Frank: Yes, and he is vomiting on my shoe.
Janet: Yes, and his face looks awful green.
Frank: Yes, and we should get him to a hospital.
Janet: Yes, and they will have doctors who can cure him!

This scene is a reasonable "Yes And" example IMO. And if played with interesting and believable characters, it could be fun to watch. I still think it feels like work. With every line, each player is inventing new facts about Ralph.

My thesis: those 5 lines are really just adding one piece of information.

 
i-dont-believe-you.jpg
 

The distinction I am making is between "details" and juicy, bite-your-teeth-into-it bits that I call 'information."

So while Janet and Frank are adding a lot of details–e.g.

  1. The cousin is vomiting
  2. Frank is wearing a shoe
  3. The cousin's face looks green
  4. The cousin is so bad off to as require a hospital 
  5. Hospitals have doctors
  6. Doctors cure sick patients

I would argue all of these are really ONE piece of information: Janet's cousin is sick. It's the bit we started with. Details #5 and #6 aren't really specific to this scene. If anything #2 is a new bit of information, but is likely just added to support #1, a reformulation of "the cousin is sick."

Improvisers, even vets, will often tread water like this. Usually we are just filling silence and it's easy to repeat what's been said, sometimes we are being polite or waiting for something "interesting to happen," and on rare occasion we do this purposefully to allow time for our partner to get their premise on the table. 

I'm here to address the former. What does it feel like when we add information in every line? And how, practically, do we approach the work such that it's easy to do (that's my whole point after all!)? Well I ended with more questions, but it was just too much for one post. 

As this series builds, I will reshape that scene so information is added each line. In the mean time, watch this opening scene of Cakcowski & Talarico's performance at the 2014 Pittsburgh Comedy Festival. Watch it line by line. There are a few lines that repeat info (particularly when playing to the rhythm of the scene) but Craig and Rich freely add information on most lines. It makes it feel like we are watching a scene in progress. It brings laughs more often from the crowd and it quickly builds a solid foundation for them to explore. Enjoy!

And But Because

When teaching the early days of "yes, and," I focus on the word "and." Word choice is often demonstrative, and our intentions are revealed when we choose different words. If you really listen to yourself and the sentence you are creating, the words you say after "and" will likely be different than the words you will say after "but" or "because." Sometimes I describe what those other words tend to signify, descriptions I got from a book somewhere sometime.

Recently, one of my students asked me to break that down for them, so Iooked for that reference everywhere. I even asked some other SCIT teachers. No sign of it.

So I figured I'd recreate it from my memory and my own experience and put it up here for reference. As a bonus, if anyone knows where this is from, please let me know!
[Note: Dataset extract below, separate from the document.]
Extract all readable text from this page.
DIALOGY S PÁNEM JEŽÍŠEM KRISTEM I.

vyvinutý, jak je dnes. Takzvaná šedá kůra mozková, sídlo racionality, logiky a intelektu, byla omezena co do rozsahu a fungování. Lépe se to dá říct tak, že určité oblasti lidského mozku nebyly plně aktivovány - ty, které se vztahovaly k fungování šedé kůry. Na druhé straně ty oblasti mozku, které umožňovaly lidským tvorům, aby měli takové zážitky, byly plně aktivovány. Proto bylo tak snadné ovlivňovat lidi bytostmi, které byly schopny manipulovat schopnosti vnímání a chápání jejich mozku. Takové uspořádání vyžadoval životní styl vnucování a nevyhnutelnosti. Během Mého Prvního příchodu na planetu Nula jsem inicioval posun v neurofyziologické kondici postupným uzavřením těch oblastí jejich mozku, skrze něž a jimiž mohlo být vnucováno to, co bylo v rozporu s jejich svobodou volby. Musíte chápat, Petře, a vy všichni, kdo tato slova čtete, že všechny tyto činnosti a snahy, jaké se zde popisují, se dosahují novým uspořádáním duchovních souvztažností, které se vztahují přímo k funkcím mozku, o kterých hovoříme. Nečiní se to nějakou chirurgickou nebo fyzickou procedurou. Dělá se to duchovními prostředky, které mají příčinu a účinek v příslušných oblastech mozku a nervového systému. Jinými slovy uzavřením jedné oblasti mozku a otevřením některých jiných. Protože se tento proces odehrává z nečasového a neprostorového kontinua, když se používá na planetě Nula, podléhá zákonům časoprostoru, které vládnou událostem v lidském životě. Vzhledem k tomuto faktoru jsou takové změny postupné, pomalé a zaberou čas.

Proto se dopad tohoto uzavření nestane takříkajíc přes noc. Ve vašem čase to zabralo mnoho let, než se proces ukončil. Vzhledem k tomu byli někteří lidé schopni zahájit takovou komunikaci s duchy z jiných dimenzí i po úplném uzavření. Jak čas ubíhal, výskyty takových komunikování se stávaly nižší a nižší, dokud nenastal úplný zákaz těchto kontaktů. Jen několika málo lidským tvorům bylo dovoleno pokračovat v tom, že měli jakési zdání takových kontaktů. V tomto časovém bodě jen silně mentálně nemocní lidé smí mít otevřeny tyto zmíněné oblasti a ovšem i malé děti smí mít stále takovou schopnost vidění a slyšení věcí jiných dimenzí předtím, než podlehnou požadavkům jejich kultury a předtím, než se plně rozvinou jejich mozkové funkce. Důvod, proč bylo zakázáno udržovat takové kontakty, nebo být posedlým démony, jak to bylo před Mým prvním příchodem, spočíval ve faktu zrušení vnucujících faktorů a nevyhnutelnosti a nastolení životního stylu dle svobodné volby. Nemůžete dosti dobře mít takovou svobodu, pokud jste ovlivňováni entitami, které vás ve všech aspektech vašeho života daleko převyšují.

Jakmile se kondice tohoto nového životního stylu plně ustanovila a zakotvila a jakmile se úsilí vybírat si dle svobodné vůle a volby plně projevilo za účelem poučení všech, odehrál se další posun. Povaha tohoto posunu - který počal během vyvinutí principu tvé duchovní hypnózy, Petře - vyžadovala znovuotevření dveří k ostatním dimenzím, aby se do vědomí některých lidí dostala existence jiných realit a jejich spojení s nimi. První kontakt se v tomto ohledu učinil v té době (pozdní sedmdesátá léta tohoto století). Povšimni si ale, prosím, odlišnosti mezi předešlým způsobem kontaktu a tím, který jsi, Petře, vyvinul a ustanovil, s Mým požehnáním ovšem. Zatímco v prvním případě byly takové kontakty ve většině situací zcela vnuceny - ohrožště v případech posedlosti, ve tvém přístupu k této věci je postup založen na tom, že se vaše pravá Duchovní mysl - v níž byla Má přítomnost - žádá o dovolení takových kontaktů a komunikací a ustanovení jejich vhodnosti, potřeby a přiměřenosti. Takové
  • "Yes, and" says I agree with what you're saying and am going to build on it
  • "Yes because" and "Yes so" say I heard what you said but I want to follow the plot of the story rather than the emotional truth of what's happening between us right now.
  • "Yes, but" says I heard what you said but I think my idea is better. Or I heard but I don't feel comfortable with where this is going

Of course, over time we focus less on words and more on agreeing to the emotional truth, the game, the offer being made. But I think this distinction is interesting early on.